Öte yandan bir grup analist, Çin'in Libya'daki faaliyetlerinin genişlemesine ilişkin ABD'nin güçlü endişelerinden bahsetti. Siyasi analist İzzeddin Akil'e göre güney Libya, Çin İpek Yolu'nun kesilmesinde önemli bir istasyon olabilir ve aynı zamanda Afrika'da Çinlileri rahatsız etmek ve onlara karşı koymak için bir üs olarak kullanılabilir.

Akil, Washington yönetiminin Trablus Büyükelçisi olarak atanması planlanan Amerikalı diplomat Jennifer Gavito'nun brifinginde Çin hakkında söylenenleri esas aldı.

Gavito geçtiğimiz haziran ayında Senato Dış İlişkiler Komitesi önünde yaptığı açıklamada, Çin'le bağlantılı şirketlerin Libya'da bilgi ve iletişim teknolojileri sektöründe gösterdikleri derin başarılar konusunda uyarıda bulundu.
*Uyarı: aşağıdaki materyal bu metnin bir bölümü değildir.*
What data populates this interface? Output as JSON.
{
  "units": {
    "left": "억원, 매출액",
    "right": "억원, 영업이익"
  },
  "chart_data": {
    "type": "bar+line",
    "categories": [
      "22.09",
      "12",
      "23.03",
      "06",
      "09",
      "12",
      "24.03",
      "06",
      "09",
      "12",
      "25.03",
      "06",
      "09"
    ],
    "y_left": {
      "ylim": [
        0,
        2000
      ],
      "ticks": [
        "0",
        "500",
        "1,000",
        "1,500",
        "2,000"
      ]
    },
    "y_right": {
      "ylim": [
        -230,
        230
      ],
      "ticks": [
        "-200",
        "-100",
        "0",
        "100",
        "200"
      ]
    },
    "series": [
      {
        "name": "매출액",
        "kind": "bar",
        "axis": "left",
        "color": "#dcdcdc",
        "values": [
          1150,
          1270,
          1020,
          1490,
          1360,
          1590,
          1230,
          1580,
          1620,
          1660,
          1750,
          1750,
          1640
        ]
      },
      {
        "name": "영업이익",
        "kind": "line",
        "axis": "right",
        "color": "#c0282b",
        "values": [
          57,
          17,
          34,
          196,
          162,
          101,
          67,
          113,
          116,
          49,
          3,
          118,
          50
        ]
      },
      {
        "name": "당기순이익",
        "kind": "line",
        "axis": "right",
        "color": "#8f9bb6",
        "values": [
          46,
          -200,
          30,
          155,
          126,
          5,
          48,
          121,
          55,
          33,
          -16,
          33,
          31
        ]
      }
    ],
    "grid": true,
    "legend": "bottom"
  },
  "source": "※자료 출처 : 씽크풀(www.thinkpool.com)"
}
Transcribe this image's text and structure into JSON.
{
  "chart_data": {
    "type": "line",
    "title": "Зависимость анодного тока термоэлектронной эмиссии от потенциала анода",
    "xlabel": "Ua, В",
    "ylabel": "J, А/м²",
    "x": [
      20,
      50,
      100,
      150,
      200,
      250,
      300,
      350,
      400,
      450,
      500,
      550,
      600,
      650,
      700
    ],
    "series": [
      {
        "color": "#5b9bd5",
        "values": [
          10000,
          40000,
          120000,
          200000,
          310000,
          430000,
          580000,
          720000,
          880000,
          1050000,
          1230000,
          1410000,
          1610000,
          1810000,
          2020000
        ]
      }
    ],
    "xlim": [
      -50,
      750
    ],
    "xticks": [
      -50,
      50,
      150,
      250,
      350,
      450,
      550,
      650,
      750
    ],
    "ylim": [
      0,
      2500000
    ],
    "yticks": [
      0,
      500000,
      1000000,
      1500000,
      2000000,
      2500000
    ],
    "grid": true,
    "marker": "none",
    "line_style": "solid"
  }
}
Infra Global Partners Vakfı danışmanı Jonathan Bass, Pekin'in Mareşal Halife Hafter'e verdiği desteğe işaret ederek, Çin'in daha önce eski Libya Başbakanı Fethi Başağa döneminde çok cazip koşullarla ülkenin güneyinde Libya altını çıkarma hakkını elde ettiğini söyledi.

Sahel bölgesinin son iki yılda Fransa'ya sadık bazı yerleşik rejimlerin devrilmesine tanık olması ve Rusya'nın yeni rejimlerin müttefiki olarak bölgeye müdahil olması da dikkat çekiyor.

Norland'ın Sebha'yı ziyaretinden bir gün sonra Rusya'nın Libya Büyükelçisi Aydar Aganin'in Rus askeri kamyonu Ural'ın direksiyonuna geçmesi ve Ural’ın Libya pazarına girişini kutlaması da önemli bir noktaydı.